First, we need to understand that this is a very different world from the world of the 19th and early 20th centuries. It is a world where central bankers play a role somewhere between con artists, mad scientists and God Himself.

They deceive and cheat. They conduct their experiments without any real idea how they will affect people. And they move almost every price in the world – sending investors, householders and business people all running in one direction.

Their experiments change not only prices quoted on the Big Board and the supermarket. They also change the physical world. Jobs are lost to machines that – without such low interest rates – would not have been built.

Those in the 1% are only as rich as they are today thanks to the Federal Reserve’s manipulations. America’s super-sized houses also are largely the result of the Fed’s 2002-07 real estate bubble. And many a mansion has been built in Aspen or the Hamptons with money from Wall Street bonuses, which wouldn’t have been possible without central bankers’ grand designs.

And China is the way it is today – with its gleaming towers, its mega-factories, its empty cities and clogged roads – largely because US officials made it easy for Americans to buy things they didn’t need with money they didn’t have.

Central bankers – along with central governments – have created a kind of monetary fantasy…which depends on ever increasing amounts of credit.

But where can all this new money go? Real output can’t keep up with it. So prices must adjust. In the event, they bubble up…first one market, then another…first one sector, then another…

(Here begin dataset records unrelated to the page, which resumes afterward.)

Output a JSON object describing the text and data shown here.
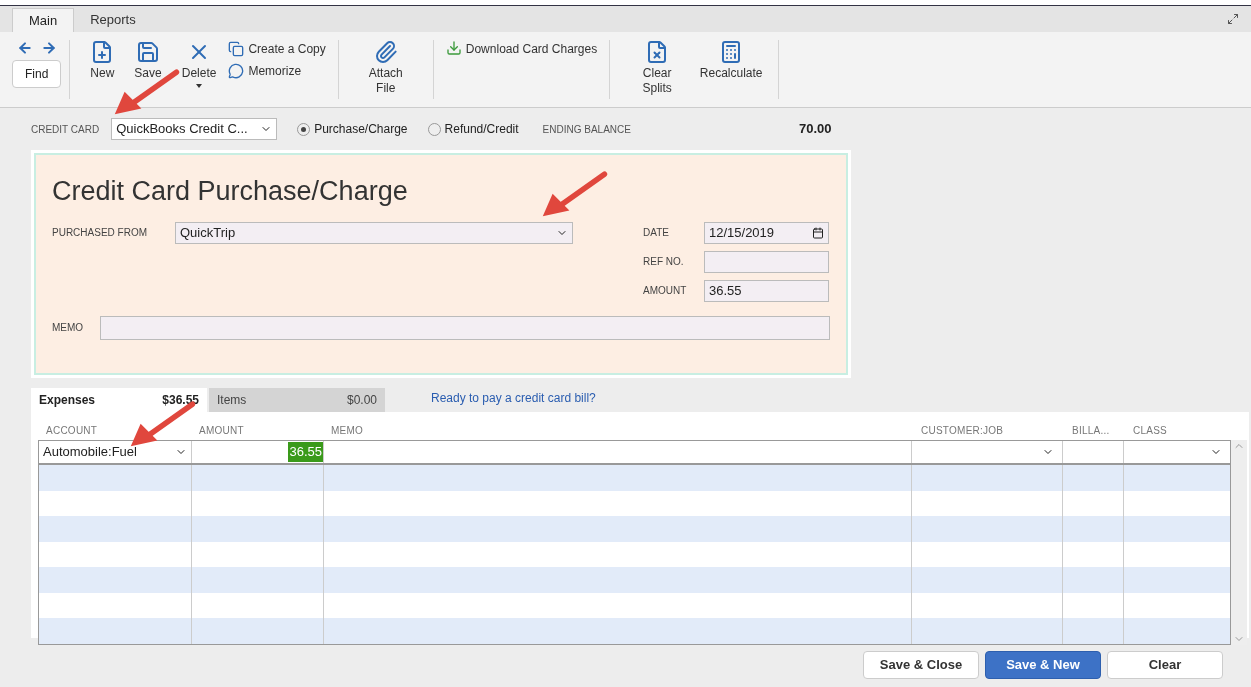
{
  "window_tabs": [
    {
      "label": "Main",
      "selected": true
    },
    {
      "label": "Reports",
      "selected": false
    }
  ],
  "toolbar": {
    "find": "Find",
    "groups": [
      [
        {
          "kind": "big",
          "label": "New"
        },
        {
          "kind": "big",
          "label": "Save"
        },
        {
          "kind": "dropdown",
          "label": "Delete"
        },
        {
          "kind": "stack",
          "items": [
            {
              "label": "Create a Copy"
            },
            {
              "label": "Memorize"
            }
          ]
        }
      ],
      [
        {
          "kind": "big",
          "label": "Attach File"
        }
      ],
      [
        {
          "kind": "inline",
          "label": "Download Card Charges"
        }
      ],
      [
        {
          "kind": "big",
          "label": "Clear Splits"
        },
        {
          "kind": "big",
          "label": "Recalculate"
        }
      ]
    ]
  },
  "account_bar": {
    "label": "CREDIT CARD",
    "account": "QuickBooks Credit C...",
    "modes": [
      {
        "label": "Purchase/Charge",
        "selected": true
      },
      {
        "label": "Refund/Credit",
        "selected": false
      }
    ],
    "balance_label": "ENDING BALANCE",
    "balance": "70.00"
  },
  "form": {
    "title": "Credit Card Purchase/Charge",
    "purchased_from_label": "PURCHASED FROM",
    "purchased_from": "QuickTrip",
    "date_label": "DATE",
    "date": "12/15/2019",
    "ref_label": "REF NO.",
    "amount_label": "AMOUNT",
    "amount": "36.55",
    "memo_label": "MEMO"
  },
  "detail_tabs": [
    {
      "label": "Expenses",
      "total": "$36.55",
      "selected": true
    },
    {
      "label": "Items",
      "total": "$0.00",
      "selected": false
    }
  ],
  "bill_link": "Ready to pay a credit card bill?",
  "table": {
    "columns": [
      "ACCOUNT",
      "AMOUNT",
      "MEMO",
      "CUSTOMER:JOB",
      "BILLA...",
      "CLASS"
    ],
    "rows": [
      {
        "account": "Automobile:Fuel",
        "amount": "36.55"
      }
    ]
  },
  "buttons": [
    {
      "label": "Save & Close",
      "primary": false
    },
    {
      "label": "Save & New",
      "primary": true
    },
    {
      "label": "Clear",
      "primary": false
    }
  ]
}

And after the bubble, what?

The bust!

That’s what we’re waiting for. A bust in the biggest debt bubble of all time.

When the credit inflation ball bounces off the ceiling, it produces an equal and opposite reaction in the other direction. Asset prices fall. This is deflation. It begins with asset prices…and then makes its way into consumer prices.

Most investors think they need to protect themselves from this kind of volatility.

Academic studies show that more volatile stocks under-perform less volatile stocks – they call it the ‘volatility anomaly’. And it is obvious that if your stock goes down 50% you need 100% on the upside to get back to where you started. Losses and gains have ‘asymmetric’ effects on your portfolio.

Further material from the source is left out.